My complaint wasn't about the story line but about the fact that the movie's Portofino, Italy, hillside garden was bursting with flowers that wouldn't be blooming simultaneously. No garden in the real world would look like that—the blooms of high summer (roses, sunflowers, geraniums) right next to the flowers of April (daffodils, tulips, camellias). It's garden fraud.
Obviously, a movie company's greens wrangler trucked in numerous pots of flowers from a greenhouse, where they'd been forced to bloom out of season.
In our unfilmed real lives, at this low-light, bare-branch time of year, we look for comfort in flowery movies, and it's pleasant to come in from the sleet to see some roses. Does it matter that a lot of movie gardens are shamelessly overdone and ridiculously tarted up? We are used to accepting artifice in other realms. The photographers from House Beautiful and Architectural Digest arrive with a designer who adds better lampshades and prettier pillows to the décor.
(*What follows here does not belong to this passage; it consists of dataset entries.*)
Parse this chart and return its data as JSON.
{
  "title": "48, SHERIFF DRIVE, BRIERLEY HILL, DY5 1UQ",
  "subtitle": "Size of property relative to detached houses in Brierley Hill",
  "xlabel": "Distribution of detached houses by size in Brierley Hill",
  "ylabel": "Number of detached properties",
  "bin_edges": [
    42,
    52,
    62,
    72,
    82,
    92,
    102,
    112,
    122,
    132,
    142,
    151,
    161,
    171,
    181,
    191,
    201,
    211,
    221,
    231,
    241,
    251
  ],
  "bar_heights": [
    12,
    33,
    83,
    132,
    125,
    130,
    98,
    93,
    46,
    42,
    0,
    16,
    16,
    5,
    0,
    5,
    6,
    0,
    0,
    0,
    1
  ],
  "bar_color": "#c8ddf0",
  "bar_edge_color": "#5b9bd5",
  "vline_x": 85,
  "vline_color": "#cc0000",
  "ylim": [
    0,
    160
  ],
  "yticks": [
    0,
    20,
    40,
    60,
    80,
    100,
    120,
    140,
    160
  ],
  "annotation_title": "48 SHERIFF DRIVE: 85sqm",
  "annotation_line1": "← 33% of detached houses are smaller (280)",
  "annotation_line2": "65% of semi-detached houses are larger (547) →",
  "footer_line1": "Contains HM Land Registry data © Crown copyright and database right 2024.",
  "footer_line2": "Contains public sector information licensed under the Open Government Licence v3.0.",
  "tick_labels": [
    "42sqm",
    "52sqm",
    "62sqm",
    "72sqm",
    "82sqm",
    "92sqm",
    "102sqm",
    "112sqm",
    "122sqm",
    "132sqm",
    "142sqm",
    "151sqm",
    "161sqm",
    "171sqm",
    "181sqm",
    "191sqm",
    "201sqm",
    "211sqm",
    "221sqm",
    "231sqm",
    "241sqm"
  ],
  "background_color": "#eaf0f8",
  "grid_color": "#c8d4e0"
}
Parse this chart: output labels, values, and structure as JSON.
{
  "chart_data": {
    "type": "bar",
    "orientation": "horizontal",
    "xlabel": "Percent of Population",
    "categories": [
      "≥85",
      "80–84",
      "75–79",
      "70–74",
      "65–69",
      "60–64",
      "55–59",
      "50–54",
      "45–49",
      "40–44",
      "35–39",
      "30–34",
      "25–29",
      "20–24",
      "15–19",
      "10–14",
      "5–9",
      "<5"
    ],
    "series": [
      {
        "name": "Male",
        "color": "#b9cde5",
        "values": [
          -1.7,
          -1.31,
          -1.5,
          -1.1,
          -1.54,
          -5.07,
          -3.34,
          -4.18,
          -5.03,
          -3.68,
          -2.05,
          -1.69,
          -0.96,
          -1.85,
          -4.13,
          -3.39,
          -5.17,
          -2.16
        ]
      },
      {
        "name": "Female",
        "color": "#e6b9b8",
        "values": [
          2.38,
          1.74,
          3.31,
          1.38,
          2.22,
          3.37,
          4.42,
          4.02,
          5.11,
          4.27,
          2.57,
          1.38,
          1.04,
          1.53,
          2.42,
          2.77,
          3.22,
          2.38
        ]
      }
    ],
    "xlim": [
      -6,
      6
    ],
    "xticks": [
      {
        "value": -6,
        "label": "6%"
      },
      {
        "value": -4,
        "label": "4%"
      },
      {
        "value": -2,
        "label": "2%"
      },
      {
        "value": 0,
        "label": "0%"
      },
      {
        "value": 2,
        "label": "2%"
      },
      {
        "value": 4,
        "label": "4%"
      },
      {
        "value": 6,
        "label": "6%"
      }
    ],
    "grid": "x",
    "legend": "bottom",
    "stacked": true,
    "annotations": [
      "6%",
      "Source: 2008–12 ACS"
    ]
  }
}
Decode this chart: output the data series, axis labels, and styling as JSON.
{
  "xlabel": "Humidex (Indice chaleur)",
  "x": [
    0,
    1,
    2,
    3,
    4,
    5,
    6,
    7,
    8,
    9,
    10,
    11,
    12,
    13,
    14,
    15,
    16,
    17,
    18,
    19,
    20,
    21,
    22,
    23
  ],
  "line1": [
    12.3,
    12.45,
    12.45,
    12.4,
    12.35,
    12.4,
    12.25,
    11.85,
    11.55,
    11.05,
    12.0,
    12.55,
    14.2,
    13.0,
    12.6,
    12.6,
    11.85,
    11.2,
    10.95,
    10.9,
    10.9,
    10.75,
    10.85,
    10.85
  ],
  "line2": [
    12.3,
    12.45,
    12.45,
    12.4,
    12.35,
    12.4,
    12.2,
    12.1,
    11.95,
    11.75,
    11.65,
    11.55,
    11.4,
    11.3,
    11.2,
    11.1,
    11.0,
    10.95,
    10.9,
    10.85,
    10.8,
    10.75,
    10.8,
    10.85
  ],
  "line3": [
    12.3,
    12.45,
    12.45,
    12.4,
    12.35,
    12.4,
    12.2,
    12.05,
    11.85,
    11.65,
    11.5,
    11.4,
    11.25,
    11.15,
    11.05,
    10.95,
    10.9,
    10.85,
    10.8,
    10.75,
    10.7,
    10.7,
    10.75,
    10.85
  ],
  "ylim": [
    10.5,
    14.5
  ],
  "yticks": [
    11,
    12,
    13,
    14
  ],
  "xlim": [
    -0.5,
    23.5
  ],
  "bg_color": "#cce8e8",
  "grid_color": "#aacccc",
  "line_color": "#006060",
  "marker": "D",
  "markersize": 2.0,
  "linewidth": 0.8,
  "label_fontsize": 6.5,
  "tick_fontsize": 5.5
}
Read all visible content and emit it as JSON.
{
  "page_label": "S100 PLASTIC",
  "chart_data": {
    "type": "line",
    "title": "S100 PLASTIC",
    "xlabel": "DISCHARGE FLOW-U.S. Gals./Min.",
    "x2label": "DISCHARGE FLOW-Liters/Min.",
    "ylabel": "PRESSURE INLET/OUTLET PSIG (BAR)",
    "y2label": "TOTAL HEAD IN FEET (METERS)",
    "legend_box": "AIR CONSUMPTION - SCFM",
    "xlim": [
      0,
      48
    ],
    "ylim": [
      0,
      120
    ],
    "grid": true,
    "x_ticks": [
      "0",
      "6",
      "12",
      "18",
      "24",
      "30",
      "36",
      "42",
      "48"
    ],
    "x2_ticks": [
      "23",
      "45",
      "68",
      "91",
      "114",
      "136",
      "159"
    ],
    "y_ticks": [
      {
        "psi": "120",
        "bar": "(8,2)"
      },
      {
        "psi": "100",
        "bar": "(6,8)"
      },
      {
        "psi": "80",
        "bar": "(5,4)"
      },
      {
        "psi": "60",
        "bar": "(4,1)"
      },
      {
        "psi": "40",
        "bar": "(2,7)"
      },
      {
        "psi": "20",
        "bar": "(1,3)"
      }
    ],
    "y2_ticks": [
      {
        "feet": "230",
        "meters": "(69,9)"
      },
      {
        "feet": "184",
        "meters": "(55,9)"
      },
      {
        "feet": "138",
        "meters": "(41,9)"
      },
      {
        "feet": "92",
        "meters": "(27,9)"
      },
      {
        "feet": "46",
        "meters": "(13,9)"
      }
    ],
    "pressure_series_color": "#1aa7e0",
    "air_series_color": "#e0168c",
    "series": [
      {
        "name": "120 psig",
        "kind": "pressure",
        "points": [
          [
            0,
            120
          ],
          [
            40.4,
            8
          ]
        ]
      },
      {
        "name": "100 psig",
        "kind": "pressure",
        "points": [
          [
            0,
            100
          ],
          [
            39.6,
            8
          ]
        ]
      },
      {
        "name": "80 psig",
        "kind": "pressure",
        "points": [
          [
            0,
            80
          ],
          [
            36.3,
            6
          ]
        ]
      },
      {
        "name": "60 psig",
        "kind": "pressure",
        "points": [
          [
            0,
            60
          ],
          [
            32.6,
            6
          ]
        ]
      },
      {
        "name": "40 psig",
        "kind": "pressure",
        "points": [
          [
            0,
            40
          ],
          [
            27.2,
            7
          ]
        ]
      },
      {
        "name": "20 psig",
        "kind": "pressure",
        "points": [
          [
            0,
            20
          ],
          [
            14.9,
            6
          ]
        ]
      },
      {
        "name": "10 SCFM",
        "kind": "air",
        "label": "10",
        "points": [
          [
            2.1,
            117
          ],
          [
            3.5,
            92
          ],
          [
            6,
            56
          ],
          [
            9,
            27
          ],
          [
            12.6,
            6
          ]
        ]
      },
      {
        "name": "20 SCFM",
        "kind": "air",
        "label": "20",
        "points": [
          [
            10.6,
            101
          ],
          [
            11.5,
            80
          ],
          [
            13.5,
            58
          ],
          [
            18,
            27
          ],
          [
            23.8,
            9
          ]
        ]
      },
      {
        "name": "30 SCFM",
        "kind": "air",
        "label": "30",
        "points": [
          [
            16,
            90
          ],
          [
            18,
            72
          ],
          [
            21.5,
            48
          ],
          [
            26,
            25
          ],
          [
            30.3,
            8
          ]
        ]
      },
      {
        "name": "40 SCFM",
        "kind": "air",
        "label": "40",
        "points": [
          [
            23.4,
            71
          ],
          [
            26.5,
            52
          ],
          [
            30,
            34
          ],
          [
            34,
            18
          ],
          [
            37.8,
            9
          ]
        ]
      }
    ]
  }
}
Porn and fashion magazines airbrush away the imperfections of women's bodies.
Those ideals might be meant to dazzle and inspire. But sometimes perfection leads to despair—damn, my house/complexion/garden will never look that good.
Thankfully, the film world has made progress on the garden-fraud front with the English movie of the moment, Atonement, which serves up a true-to-season summer garden, with a meaningful sense of incipient decadence. The foxgloves have partially gone to seed, the wisteria is over, and the roses on the arbor are drooping. One quibble is that the enormous place appears to have only one gardener, our hero, Cambridge-educated Robbie, seen pushing a wheelbarrow full of lavender (not proper summer work for such a learned fellow, even if he is the housekeeper's son).
Has there ever been an authentic movie message about the work of gardening, wheelbarrows and pruners, hopes and dreams? Something that communicates that it's difficult but satisfying, and that even if it doesn't achieve perfection, it's yours.
There is at least one movie that is actually about gardening— Greenfingers—but unfortunately it depicts the process in a misleading way. (Not to mention it's probably the dumbest movie Helen Mirren was ever in; and certainly the sappiest one Clive Owen ever made.) In Greenfingers, British prison inmates find gratification (and time outside a cell) through creating a garden. The idea comes in part from a project run by the Horticultural Society of New York and the corrections department at Rikers Island.